According to a study that the nonprofit Ascend Foundation released last week, white workers are two and a half times more likely then their Asian counterparts to serve as executives at major tech companies. The study, which examined the workforce demographics at Google, HP, Intel, LinkedIn, and Yahoo, found that the “Asian effect” was nearly four times greater than gender as a glass-ceiling factor. (The authors also pointed to leadership gaps for blacks and Latinos, but dismissed those results as less statistically significant, given how few blacks and Latinos are employed by the industry overall.)
The finding for Asians is notable, among other reasons, for what it says about the case of Ellen Pao, whose unsuccessful sex discrimination case against her former employer, the VC firm Kleiner Perkins Caufield & Byers, obsessed the technology press. Though the particulars of her case are unique, the study suggests that Pao, as an Asian American, was 40 percent as likely as a white woman and 28 percent as likely as a white man to land in a leadership role.
The “bamboo ceiling,” as author Jane Hyun terms it, is hardly limited to technology, but its existence in a sector where Asians are thriving illustrates the intractability of the problem. Hyun blames the workers for the promotion gap, arguing that they need to take a page from Sheryl Sandberg and “lean in.” But other observers, such as Lisa Lee, a senior diversity manager for Pandora, point to the need for companies to curb their preconceptions about who will make a good leader.
“Asians and Asian Americans are generally stereotyped as being nonconfrontational or timid,” says Lee, the former publisher of Hyphen, a magazine about the Asian-American experience. “So they may be overlooked for leadership roles because they’re not thought of as leadership material. This has nothing to do with their actual skills or abilities. Part of the solution is companies making a concerted effort to address bias in the promotion process to ensure it’s more fair for everyone.”

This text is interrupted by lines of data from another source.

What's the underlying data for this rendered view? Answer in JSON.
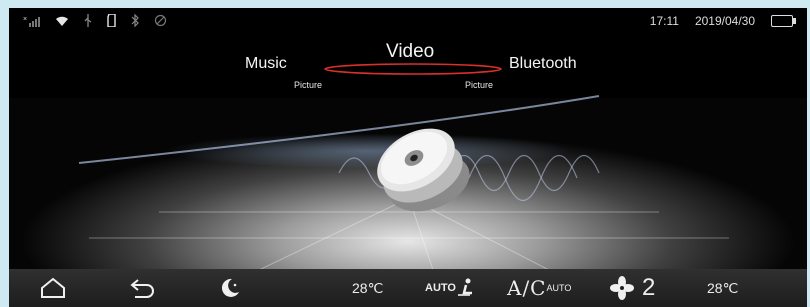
{
  "status_bar": {
    "icons": [
      "signal-icon",
      "wifi-icon",
      "usb-icon",
      "sd-card-icon",
      "bluetooth-icon",
      "gps-icon"
    ],
    "time": "17:11",
    "date": "2019/04/30",
    "battery_icon": "battery-icon"
  },
  "menu": {
    "left": "Music",
    "center": "Video",
    "right": "Bluetooth",
    "sub_left": "Picture",
    "sub_right": "Picture",
    "accent_color": "#d9302c"
  },
  "dock": {
    "icons": [
      "home-icon",
      "back-icon",
      "night-mode-icon",
      "fan-icon"
    ],
    "temp_left": "28℃",
    "auto_label": "AUTO",
    "ac_label": "A/C",
    "ac_sub": "AUTO",
    "fan_level": "2",
    "temp_right": "28℃"
  }
}
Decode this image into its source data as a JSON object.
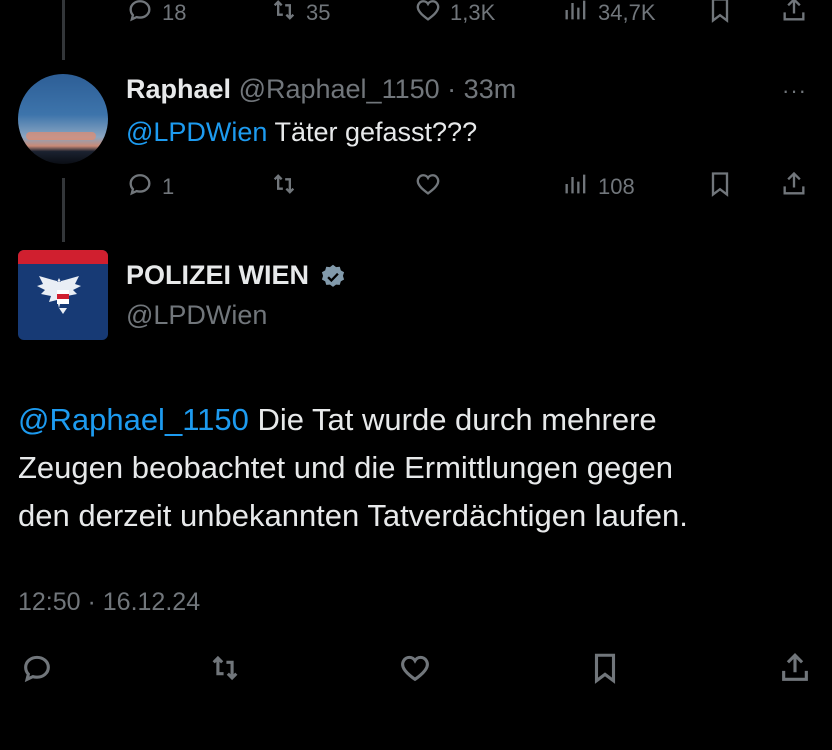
{
  "top_tweet": {
    "actions": {
      "replies": "18",
      "reposts": "35",
      "likes": "1,3K",
      "views": "34,7K"
    }
  },
  "reply": {
    "name": "Raphael",
    "handle": "@Raphael_1150",
    "separator": "·",
    "time": "33m",
    "more": "···",
    "mention": "@LPDWien",
    "text": " Täter gefasst???",
    "actions": {
      "replies": "1",
      "views": "108"
    }
  },
  "main_tweet": {
    "name": "POLIZEI WIEN",
    "handle": "@LPDWien",
    "mention": "@Raphael_1150",
    "text_line1": " Die Tat wurde durch mehrere",
    "text_line2": "Zeugen beobachtet und die Ermittlungen gegen",
    "text_line3": "den derzeit unbekannten Tatverdächtigen laufen.",
    "timestamp": "12:50 · 16.12.24"
  },
  "colors": {
    "accent": "#1d9bf0",
    "muted": "#71767b",
    "verified": "#829aab",
    "police_red": "#d01f2f",
    "police_blue": "#173a75"
  }
}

There may be additional factors at play. Mario Lugay, a program officer at the Kapor Center for Social Impact, which advocates for diversity in tech, makes the point that non-Asians are quick to lump Asians into one category, whereas Silicon Valley, for example, includes economically disadvantaged Southeast Asians and foreign-born workers from a variety of cultures. “My hope is that we strive to research and address the nuances of underrepresentation,” says Lugay, who is Filipino. “That includes the diversity within the category of Asian, as well as Asian Americans.”